Can folic acid prevent defects other than NTDs? We now have data from numerous studies that examined birth defect rates before and after mandatory fortification. Although some reports found significant decreases in rates of other defects, these decreases could be chance findings because so many defects were studied. It is useful to compare studies because chance associations would not be replicated. In fact, no other defects were consistently decreased following fortification. Given that no other defect rates have fallen consistently in different populations, it is reasonable to conclude that only NTDs are folic acid preventable. It is worth mentioning, however, that the dose of folic acid most women receive from fortified food is modest. Therefore, it is possible that much higher doses could reduce the rate of other defects.

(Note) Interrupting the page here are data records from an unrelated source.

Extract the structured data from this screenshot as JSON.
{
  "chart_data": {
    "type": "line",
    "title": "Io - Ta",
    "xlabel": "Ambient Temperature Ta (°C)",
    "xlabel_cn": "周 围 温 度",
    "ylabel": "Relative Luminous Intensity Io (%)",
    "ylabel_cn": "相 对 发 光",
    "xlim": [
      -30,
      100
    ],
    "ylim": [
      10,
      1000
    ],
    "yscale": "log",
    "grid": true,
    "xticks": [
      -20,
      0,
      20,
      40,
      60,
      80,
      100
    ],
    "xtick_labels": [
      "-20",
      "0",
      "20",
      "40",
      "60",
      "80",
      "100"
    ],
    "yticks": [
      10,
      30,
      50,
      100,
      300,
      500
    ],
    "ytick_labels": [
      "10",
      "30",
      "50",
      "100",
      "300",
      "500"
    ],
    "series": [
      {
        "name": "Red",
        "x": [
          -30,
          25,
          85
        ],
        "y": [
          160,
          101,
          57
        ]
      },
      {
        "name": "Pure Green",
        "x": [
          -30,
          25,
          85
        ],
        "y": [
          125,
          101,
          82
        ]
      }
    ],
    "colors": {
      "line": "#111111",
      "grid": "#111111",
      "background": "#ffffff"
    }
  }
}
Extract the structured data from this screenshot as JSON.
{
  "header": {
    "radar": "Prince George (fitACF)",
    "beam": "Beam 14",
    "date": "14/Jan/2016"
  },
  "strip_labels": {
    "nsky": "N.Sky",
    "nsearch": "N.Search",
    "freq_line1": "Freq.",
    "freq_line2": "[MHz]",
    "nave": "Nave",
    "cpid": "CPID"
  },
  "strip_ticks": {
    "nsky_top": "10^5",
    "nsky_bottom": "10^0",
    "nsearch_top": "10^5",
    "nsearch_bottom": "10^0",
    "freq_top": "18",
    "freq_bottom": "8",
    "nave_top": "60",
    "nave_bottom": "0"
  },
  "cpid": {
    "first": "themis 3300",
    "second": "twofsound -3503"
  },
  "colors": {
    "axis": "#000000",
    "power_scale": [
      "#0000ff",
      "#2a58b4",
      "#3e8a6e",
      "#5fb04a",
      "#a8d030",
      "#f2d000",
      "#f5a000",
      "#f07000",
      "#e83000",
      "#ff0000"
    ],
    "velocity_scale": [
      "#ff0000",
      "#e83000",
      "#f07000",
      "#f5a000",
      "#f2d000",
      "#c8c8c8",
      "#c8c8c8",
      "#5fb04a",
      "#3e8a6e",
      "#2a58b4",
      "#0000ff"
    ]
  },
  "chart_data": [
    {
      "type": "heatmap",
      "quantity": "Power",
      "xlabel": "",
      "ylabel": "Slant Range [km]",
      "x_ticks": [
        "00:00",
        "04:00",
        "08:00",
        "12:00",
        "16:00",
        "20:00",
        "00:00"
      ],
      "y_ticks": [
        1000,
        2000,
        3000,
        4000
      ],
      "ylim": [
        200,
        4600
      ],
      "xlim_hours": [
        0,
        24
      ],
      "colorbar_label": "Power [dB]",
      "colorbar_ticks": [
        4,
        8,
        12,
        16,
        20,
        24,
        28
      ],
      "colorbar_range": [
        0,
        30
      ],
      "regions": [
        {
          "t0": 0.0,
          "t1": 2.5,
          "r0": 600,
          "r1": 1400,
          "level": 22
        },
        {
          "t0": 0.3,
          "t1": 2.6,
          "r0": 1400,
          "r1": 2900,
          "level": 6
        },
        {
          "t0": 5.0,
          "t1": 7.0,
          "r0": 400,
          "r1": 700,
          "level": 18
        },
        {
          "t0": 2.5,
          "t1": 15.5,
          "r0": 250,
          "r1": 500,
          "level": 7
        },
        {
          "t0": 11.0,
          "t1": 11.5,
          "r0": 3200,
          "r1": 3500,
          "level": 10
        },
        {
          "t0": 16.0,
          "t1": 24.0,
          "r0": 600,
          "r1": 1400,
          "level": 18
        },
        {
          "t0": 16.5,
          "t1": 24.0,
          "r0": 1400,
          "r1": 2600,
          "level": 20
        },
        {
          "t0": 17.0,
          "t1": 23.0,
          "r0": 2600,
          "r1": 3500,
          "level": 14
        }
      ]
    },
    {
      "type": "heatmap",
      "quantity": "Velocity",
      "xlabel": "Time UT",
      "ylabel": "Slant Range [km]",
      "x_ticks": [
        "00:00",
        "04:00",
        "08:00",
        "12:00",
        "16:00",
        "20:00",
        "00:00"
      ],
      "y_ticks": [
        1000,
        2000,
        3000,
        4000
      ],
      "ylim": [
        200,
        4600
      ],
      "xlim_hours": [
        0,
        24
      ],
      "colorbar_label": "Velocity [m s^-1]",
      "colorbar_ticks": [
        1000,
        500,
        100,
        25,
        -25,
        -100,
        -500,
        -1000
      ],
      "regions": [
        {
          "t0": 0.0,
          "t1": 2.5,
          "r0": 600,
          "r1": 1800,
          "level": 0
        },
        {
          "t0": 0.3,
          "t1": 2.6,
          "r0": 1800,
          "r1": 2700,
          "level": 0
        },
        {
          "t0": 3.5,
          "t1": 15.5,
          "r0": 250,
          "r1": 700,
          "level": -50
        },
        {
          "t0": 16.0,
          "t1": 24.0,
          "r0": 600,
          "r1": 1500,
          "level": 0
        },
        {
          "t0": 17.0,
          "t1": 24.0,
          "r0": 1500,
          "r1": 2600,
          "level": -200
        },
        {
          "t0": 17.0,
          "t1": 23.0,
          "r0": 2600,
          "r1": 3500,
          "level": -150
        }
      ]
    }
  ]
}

There is considerable debate over other benefits and risks of food fortification. Food fortification can almost eliminate folate deficiency. Most trials have not shown a protective effect of folic acid on cardiovascular disease although recent studies suggest that there may be some benefit for stroke prevention. The benefits may depend on whether the population has adequate folate intake. Some have raised concerns that folic acid may be promoting the growth of cancerous or pre-cancerous lesions. A large meta-analysis showed a slight (relative risk 1.06), but not statistically significant, increase in all cancers (95% confidence interval 0.99, 1.13) in populations that had received high doses of folic acid during clinical trials. These data suggest that, if a high exposure did not produce a significant increase in cancer risk, the dose people receive from fortified foods is likely to be safe.
In summary, folic acid has been a major success story. Food fortification with folic acid is one of very few modalities that can actually prevent a serious birth defect. Mandatory fortification programs have had a major impact in reducing the number of children who have NTDs.